Southwestern Hotel near Art Galleries, Shopping, and Dining
Santa Fe’s artistic heritage dates as far back as the 1880s, when artists were among some of the first American settlers to ride into town on the new railroad. That story came full circle in 2008 with the construction of the Railyard, an old train complex that was transformed into an urban park with art studios, galleries, and a community art center, as well as several restaurants and shops. The Santa Fe Sage Inn is located directly across from the Railyard and just six blocks from Santa Fe Plaza. You can also hop on the complimentary Sage Coach shuttle to head into downtown.
The hotel draws on Santa Fe traditions in its southwestern architecture.
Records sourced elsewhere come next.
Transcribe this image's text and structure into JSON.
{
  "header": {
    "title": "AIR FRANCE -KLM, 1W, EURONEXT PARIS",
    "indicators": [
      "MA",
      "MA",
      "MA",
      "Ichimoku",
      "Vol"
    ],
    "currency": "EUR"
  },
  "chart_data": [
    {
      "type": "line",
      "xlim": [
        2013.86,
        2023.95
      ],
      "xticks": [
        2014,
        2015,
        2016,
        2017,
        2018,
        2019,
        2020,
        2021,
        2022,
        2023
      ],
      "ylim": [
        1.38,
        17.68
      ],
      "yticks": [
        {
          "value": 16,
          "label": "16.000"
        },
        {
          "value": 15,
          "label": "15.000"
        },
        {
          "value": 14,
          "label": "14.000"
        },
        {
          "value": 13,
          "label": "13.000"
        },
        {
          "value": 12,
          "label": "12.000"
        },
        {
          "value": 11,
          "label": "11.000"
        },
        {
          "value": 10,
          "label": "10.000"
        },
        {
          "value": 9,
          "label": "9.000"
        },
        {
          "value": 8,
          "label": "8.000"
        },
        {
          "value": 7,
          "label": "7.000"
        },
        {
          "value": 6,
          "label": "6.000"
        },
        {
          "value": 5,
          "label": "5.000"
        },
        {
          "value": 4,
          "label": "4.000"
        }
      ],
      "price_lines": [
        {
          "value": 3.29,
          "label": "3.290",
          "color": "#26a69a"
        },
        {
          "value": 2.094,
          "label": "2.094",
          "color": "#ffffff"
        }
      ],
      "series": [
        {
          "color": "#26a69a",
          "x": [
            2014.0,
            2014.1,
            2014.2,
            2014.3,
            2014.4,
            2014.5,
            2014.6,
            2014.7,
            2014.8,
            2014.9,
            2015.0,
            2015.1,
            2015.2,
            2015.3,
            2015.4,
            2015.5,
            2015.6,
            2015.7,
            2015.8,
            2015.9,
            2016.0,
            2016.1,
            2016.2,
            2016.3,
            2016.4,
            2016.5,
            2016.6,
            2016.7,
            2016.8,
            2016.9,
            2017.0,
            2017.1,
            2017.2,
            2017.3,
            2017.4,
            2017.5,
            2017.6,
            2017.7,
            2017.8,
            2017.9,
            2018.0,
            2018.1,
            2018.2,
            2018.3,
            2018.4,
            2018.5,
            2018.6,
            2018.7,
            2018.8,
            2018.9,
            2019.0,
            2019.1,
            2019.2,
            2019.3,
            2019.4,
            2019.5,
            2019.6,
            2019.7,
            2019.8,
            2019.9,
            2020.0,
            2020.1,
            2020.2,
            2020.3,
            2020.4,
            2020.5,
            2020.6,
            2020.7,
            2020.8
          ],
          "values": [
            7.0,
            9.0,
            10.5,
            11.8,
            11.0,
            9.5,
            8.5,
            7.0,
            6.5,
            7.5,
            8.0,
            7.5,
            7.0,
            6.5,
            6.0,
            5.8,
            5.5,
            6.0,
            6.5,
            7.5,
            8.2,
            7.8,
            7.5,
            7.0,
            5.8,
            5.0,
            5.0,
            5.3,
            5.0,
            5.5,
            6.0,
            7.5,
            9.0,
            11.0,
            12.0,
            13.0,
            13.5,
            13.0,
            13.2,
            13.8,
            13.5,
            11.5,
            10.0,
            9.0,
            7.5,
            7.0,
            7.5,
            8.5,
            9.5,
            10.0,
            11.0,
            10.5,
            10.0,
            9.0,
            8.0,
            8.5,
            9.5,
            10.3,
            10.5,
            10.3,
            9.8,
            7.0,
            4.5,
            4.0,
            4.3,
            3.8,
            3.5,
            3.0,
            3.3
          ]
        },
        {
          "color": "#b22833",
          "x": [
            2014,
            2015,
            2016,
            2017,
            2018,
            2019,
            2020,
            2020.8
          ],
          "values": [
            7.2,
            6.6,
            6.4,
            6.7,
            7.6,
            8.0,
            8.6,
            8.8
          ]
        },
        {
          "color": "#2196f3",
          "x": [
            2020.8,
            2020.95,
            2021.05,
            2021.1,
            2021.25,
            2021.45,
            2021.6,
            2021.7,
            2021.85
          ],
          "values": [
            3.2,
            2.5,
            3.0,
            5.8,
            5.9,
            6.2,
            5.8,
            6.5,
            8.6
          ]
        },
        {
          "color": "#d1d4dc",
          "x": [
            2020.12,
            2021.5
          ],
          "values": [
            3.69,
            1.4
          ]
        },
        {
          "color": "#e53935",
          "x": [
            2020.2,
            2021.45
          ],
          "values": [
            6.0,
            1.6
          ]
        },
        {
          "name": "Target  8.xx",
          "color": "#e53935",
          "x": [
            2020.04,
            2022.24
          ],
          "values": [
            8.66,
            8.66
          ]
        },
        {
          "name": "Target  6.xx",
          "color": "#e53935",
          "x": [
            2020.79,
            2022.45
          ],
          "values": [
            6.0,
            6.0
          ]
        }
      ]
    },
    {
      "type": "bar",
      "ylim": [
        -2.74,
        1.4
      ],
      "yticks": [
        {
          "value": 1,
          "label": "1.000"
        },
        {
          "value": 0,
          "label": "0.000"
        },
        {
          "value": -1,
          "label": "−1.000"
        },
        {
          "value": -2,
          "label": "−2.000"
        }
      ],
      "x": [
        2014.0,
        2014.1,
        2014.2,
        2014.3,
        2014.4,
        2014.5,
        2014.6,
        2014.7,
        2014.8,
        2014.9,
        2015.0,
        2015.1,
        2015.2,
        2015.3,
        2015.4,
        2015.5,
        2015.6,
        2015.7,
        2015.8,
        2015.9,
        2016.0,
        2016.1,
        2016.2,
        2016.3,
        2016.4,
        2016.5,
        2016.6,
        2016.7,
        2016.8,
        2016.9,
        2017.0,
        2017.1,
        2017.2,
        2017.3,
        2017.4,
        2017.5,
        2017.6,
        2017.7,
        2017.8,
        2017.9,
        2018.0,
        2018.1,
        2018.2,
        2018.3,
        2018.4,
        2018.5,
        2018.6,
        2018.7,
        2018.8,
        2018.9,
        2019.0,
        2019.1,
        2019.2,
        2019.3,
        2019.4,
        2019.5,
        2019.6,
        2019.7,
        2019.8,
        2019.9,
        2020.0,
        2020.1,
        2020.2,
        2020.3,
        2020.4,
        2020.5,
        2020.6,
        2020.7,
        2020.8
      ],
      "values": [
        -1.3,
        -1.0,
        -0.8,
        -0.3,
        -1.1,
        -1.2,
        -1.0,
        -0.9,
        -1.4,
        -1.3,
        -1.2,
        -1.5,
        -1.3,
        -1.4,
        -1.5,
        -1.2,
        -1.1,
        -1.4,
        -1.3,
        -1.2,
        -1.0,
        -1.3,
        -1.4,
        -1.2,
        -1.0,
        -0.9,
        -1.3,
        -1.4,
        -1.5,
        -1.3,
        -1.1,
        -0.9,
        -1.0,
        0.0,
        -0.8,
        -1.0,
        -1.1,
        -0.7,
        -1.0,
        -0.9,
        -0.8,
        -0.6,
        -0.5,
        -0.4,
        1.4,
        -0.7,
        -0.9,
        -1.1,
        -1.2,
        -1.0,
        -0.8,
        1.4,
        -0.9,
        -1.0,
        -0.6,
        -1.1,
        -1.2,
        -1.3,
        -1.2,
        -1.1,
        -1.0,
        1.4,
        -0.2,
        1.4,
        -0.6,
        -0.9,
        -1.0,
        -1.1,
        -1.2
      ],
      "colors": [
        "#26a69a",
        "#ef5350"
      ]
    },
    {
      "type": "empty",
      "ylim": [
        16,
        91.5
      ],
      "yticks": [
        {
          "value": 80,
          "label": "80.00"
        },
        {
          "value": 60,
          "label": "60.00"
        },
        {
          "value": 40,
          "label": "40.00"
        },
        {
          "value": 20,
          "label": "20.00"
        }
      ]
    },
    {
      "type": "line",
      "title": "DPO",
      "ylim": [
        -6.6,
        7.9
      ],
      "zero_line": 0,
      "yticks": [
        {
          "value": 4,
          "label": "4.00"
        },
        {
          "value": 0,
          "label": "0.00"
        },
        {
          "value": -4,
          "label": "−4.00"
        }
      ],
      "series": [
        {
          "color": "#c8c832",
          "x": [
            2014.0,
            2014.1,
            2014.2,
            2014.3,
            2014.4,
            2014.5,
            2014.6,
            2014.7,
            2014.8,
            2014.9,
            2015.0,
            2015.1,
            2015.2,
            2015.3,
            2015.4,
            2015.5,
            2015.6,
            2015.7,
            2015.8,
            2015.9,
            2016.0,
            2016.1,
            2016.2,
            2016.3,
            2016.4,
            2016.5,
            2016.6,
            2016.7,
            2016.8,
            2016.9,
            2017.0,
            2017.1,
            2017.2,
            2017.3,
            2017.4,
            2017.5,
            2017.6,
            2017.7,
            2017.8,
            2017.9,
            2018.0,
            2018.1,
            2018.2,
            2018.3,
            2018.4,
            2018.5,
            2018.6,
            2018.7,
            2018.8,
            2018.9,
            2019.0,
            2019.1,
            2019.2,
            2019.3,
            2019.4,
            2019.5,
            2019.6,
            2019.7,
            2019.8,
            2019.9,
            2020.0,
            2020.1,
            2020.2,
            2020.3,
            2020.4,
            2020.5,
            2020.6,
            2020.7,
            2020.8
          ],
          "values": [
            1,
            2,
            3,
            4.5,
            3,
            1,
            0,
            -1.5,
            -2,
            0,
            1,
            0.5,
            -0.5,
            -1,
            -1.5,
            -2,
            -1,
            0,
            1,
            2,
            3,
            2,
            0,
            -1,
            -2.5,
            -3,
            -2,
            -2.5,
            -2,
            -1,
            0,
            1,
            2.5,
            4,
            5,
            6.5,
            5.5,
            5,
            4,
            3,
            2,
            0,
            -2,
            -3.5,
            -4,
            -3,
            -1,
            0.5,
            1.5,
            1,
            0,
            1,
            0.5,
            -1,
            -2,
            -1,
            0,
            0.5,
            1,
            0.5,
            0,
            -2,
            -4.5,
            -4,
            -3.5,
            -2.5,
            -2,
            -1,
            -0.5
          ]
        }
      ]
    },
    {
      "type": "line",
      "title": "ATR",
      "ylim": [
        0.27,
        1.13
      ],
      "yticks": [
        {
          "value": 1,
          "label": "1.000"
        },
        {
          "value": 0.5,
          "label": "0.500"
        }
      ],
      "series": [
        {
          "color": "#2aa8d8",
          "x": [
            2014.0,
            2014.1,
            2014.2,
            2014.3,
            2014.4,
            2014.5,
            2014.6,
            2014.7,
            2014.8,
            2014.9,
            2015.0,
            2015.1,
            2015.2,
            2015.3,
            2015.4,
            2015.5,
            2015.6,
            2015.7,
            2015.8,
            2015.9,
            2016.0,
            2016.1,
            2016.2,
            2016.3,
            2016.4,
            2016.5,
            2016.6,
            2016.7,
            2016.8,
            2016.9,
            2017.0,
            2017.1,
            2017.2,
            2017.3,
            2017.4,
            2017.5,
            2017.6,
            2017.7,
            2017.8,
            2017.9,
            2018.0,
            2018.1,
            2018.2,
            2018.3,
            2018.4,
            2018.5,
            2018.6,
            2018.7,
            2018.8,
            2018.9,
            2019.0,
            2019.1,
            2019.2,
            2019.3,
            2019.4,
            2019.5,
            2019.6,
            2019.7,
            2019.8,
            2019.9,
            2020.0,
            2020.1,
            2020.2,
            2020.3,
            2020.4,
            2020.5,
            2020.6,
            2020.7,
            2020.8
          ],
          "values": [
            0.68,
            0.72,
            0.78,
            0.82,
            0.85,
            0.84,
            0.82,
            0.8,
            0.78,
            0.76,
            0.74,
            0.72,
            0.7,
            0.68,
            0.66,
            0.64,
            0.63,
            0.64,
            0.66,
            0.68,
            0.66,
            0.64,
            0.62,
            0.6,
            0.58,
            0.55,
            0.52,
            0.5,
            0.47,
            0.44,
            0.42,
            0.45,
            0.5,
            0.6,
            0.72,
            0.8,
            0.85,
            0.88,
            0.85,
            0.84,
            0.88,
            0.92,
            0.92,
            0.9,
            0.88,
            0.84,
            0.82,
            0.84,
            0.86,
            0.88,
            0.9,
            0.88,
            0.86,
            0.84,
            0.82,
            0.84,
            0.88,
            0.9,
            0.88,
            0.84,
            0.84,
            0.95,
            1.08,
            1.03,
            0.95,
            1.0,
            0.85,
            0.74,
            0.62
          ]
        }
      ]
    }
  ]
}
The inn’s five two-story buildings have adobe-style façades with portals. Inside, the walls are covered with colorful patterned rugs reminiscent of traditional Native American designs. Guest rooms feature southwestern furniture and a red-and-black color scheme.
Santa Fe, New Mexico: Old West Architecture and Fiery Southwestern Cuisine
Santa Fe’s vibrant mosaic of cultural influences includes pieces of Native American, Latino, and western traditions. You can get an idea of the city’s varied background by visiting Santa Fe Plaza, which has served as the city center for more than 400 years. On a walk through, you’ll see old buildings made of adobe, the red brick-like material that defines much of Santa Fe’s architecture. Centuries of colorful southwestern artwork are also on display in the New Mexico Museum of Art, which is located in the Plaza.
Fiery chili is the signature flavor at many restaurants in Santa Fe, which earned a place on TripAdvisor’s Top 10 Food & Wine Destinations in the United States in 2011. It’s worth it to sign up for a walking food tour of the area, which has sprung up with popular eateries, each offering its own spin on zesty southwestern cuisine.
For more than 300 days a year, Santa Fe soaks in sunshine. Such consistently great weather, paired with New Mexico’s varied terrain, makes the region ideal for hiking and biking. The Sangre de Cristo Mountains have peaks that stand over 13,000 feet high, and they’re traced with trails that wind past picturesque meadows filled with Indian paintbrush, purple lupine, and undomesticated landscape painters. From late fall to early spring, up to 300 inches of snow falls on the slopes of the mountains, which offer miles of downhill-skiing and snowboarding trails.